China stocks extended losses on Tuesday as the country grappled with surging COVID-19 cases, while investors took no comfort as the country also kept benchmark lending interest rates unchanged.

** The blue-chip CSI 300 index closed down 1.7% and the Shanghai Composite index lost 1.1%.

** Hong Kong's Hang Seng index dropped 1.3%, while the Hang Seng China Enterprises index declined 2%.

** Cities across China scrambled to build hospital beds and fever screening clinics on Tuesday, while the United States said that it hoped the country can address the current COVID-19 outbreak as the toll of the virus is a global concern due to the size of the Chinese economy.

** "A reopening from COVID-19 control will finally push the economy to largely recover, but it still has an adverse impact on the economy in the short term," Central China Securities analysts said in a note.

** "The period might last two to three months, so the market will face near-term social and economic pressure."

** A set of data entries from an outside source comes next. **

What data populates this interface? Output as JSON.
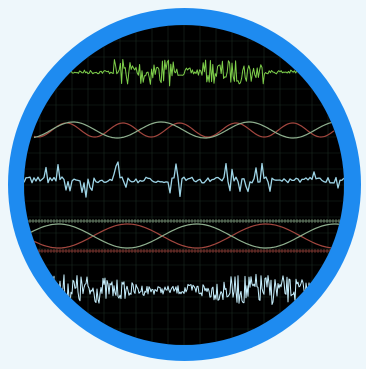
{
  "app_icon": {
    "name": "waveform-oscilloscope-icon",
    "colors": {
      "ring": "#1e8bf0",
      "background": "#eef7fb",
      "screen": "#000000",
      "grid": "#1b2b20",
      "trace_green": "#7fd04b",
      "trace_red": "#a3473f",
      "trace_sage": "#8fb08f",
      "trace_cyan": "#9ed4e6",
      "trace_pale_cyan": "#c8f1ff"
    },
    "traces": [
      {
        "id": "burst-noise",
        "color": "trace_green",
        "style": "noise-bursts"
      },
      {
        "id": "dual-sine",
        "color": "trace_red",
        "style": "two-sines"
      },
      {
        "id": "spiky-signal",
        "color": "trace_cyan",
        "style": "spikes"
      },
      {
        "id": "slow-sines-with-ticks",
        "color": "trace_sage",
        "style": "slow-sines"
      },
      {
        "id": "dense-noise",
        "color": "trace_pale_cyan",
        "style": "noise-dense"
      }
    ]
  }
}
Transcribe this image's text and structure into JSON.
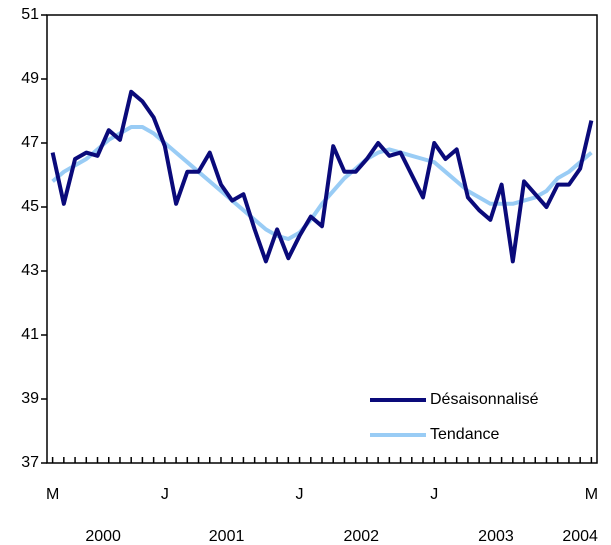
{
  "chart_data": {
    "type": "line",
    "categories": [
      "M",
      null,
      null,
      null,
      null,
      null,
      null,
      null,
      null,
      null,
      "J",
      null,
      null,
      null,
      null,
      null,
      null,
      null,
      null,
      null,
      null,
      null,
      "J",
      null,
      null,
      null,
      null,
      null,
      null,
      null,
      null,
      null,
      null,
      null,
      "J",
      null,
      null,
      null,
      null,
      null,
      null,
      null,
      null,
      null,
      null,
      null,
      null,
      null,
      "M"
    ],
    "years": [
      "2000",
      "2001",
      "2002",
      "2003",
      "2004"
    ],
    "series": [
      {
        "name": "Désaisonnalisé",
        "color": "#0a0a7a",
        "values": [
          46.7,
          45.1,
          46.5,
          46.7,
          46.6,
          47.4,
          47.1,
          48.6,
          48.3,
          47.8,
          46.9,
          45.1,
          46.1,
          46.1,
          46.7,
          45.7,
          45.2,
          45.4,
          44.3,
          43.3,
          44.3,
          43.4,
          44.1,
          44.7,
          44.4,
          46.9,
          46.1,
          46.1,
          46.5,
          47.0,
          46.6,
          46.7,
          46.0,
          45.3,
          47.0,
          46.5,
          46.8,
          45.3,
          44.9,
          44.6,
          45.7,
          43.3,
          45.8,
          45.4,
          45.0,
          45.7,
          45.7,
          46.2,
          47.7
        ]
      },
      {
        "name": "Tendance",
        "color": "#99ccf5",
        "values": [
          45.8,
          46.1,
          46.3,
          46.5,
          46.8,
          47.1,
          47.3,
          47.5,
          47.5,
          47.3,
          47.0,
          46.7,
          46.4,
          46.1,
          45.8,
          45.5,
          45.2,
          44.9,
          44.6,
          44.3,
          44.1,
          44.0,
          44.2,
          44.6,
          45.1,
          45.5,
          45.9,
          46.2,
          46.5,
          46.7,
          46.8,
          46.7,
          46.6,
          46.5,
          46.4,
          46.1,
          45.8,
          45.5,
          45.3,
          45.1,
          45.1,
          45.1,
          45.2,
          45.3,
          45.5,
          45.9,
          46.1,
          46.4,
          46.7
        ]
      }
    ],
    "ylim": [
      37,
      51
    ],
    "yticks": [
      37,
      39,
      41,
      43,
      45,
      47,
      49,
      51
    ],
    "grid": false,
    "legend": "lower right"
  }
}
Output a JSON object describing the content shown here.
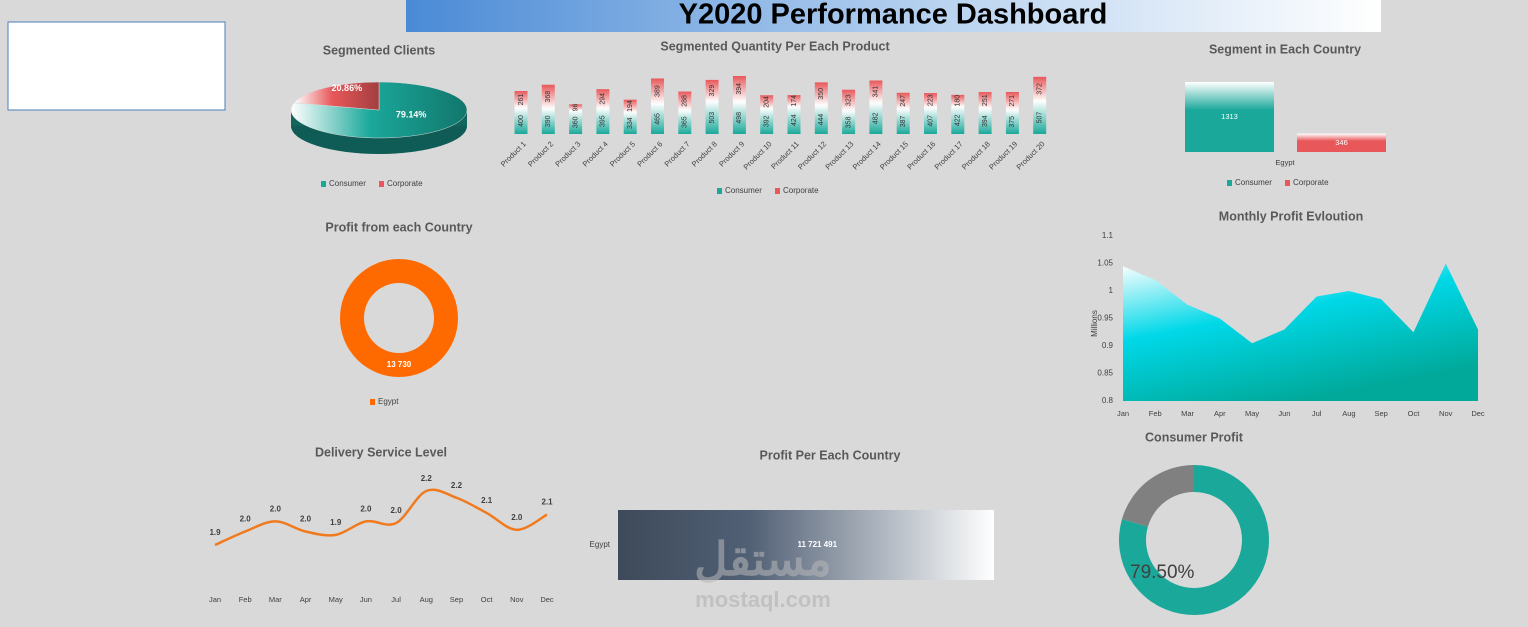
{
  "header": {
    "title": "Y2020 Performance Dashboard"
  },
  "watermark": {
    "logo": "مستقل",
    "url": "mostaql.com"
  },
  "chart_data": [
    {
      "type": "pie",
      "title": "Segmented Clients",
      "categories": [
        "Consumer",
        "Corporate"
      ],
      "values": [
        79.14,
        20.86
      ],
      "value_labels": [
        "79.14%",
        "20.86%"
      ],
      "colors": [
        "#1aa89a",
        "#e8585a"
      ],
      "legend": "bottom"
    },
    {
      "type": "stacked-bar",
      "title": "Segmented Quantity Per Each Product",
      "categories": [
        "Product 1",
        "Product 2",
        "Product 3",
        "Product 4",
        "Product 5",
        "Product 6",
        "Product 7",
        "Product 8",
        "Product 9",
        "Product 10",
        "Product 11",
        "Product 12",
        "Product 13",
        "Product 14",
        "Product 15",
        "Product 16",
        "Product 17",
        "Product 18",
        "Product 19",
        "Product 20"
      ],
      "series": [
        {
          "name": "Consumer",
          "color": "#1aa89a",
          "values": [
            400,
            390,
            360,
            395,
            334,
            465,
            365,
            503,
            498,
            392,
            424,
            444,
            358,
            482,
            387,
            407,
            422,
            394,
            375,
            507
          ]
        },
        {
          "name": "Corporate",
          "color": "#e8585a",
          "values": [
            261,
            368,
            96,
            294,
            194,
            389,
            288,
            329,
            394,
            204,
            174,
            350,
            323,
            341,
            247,
            223,
            180,
            251,
            271,
            372
          ]
        }
      ],
      "legend": "bottom"
    },
    {
      "type": "bar",
      "title": "Segment in Each Country",
      "categories": [
        "Egypt"
      ],
      "series": [
        {
          "name": "Consumer",
          "color": "#1aa89a",
          "values": [
            1313
          ]
        },
        {
          "name": "Corporate",
          "color": "#e8585a",
          "values": [
            346
          ]
        }
      ],
      "legend": "bottom"
    },
    {
      "type": "donut",
      "title": "Profit from each Country",
      "categories": [
        "Egypt"
      ],
      "values": [
        13730
      ],
      "value_labels": [
        "13 730"
      ],
      "colors": [
        "#ff6a00"
      ],
      "legend": "bottom"
    },
    {
      "type": "area",
      "title": "Monthly Profit Evloution",
      "categories": [
        "Jan",
        "Feb",
        "Mar",
        "Apr",
        "May",
        "Jun",
        "Jul",
        "Aug",
        "Sep",
        "Oct",
        "Nov",
        "Dec"
      ],
      "values": [
        1.045,
        1.02,
        0.975,
        0.95,
        0.905,
        0.93,
        0.99,
        1.0,
        0.985,
        0.925,
        1.05,
        0.93
      ],
      "y_label": "Millions",
      "ylim": [
        0.8,
        1.1
      ],
      "yticks": [
        0.8,
        0.85,
        0.9,
        0.95,
        1,
        1.05,
        1.1
      ],
      "color": "#00d8e8"
    },
    {
      "type": "line",
      "title": "Delivery Service Level",
      "categories": [
        "Jan",
        "Feb",
        "Mar",
        "Apr",
        "May",
        "Jun",
        "Jul",
        "Aug",
        "Sep",
        "Oct",
        "Nov",
        "Dec"
      ],
      "values": [
        1.88,
        1.96,
        2.02,
        1.96,
        1.94,
        2.02,
        2.01,
        2.2,
        2.16,
        2.07,
        1.97,
        2.06
      ],
      "value_labels": [
        "1.9",
        "2.0",
        "2.0",
        "2.0",
        "1.9",
        "2.0",
        "2.0",
        "2.2",
        "2.2",
        "2.1",
        "2.0",
        "2.1"
      ],
      "color": "#f07a1e"
    },
    {
      "type": "hbar",
      "title": "Profit Per Each Country",
      "categories": [
        "Egypt"
      ],
      "values": [
        11721491
      ],
      "value_labels": [
        "11 721 491"
      ],
      "color": "#3e4a5a"
    },
    {
      "type": "donut",
      "title": "Consumer Profit",
      "values": [
        79.5,
        20.5
      ],
      "value_labels": [
        "79.50%",
        null
      ],
      "colors": [
        "#1aa89a",
        "#808080"
      ]
    }
  ]
}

** The World Bank cut its China growth outlook for this year and next, citing the impact of the abrupt loosening of strict COVID-19 containment measures and persistent property sector weakness.

** Shares in consumer staples lost 3.2%, while tourism-related firms retreated 2.7%. Both indexes jumped in previous sessions on reopening bets.

** China kept benchmark lending interest rates unchanged for the fourth consecutive month on Tuesday, matching the forecasts of most market watchers who nevertheless expect further monetary easing to prop up a slowing economy.

** Chinese property developers Agile Group and CIFI Holdings slumped roughly 17% each, after they planed to raise money via share placement to repay existing debt.

** China's CSI 300 Real Estate index slumped 2.9% and Hong Kong's Hang Seng Mainland Properties index plunged 6%.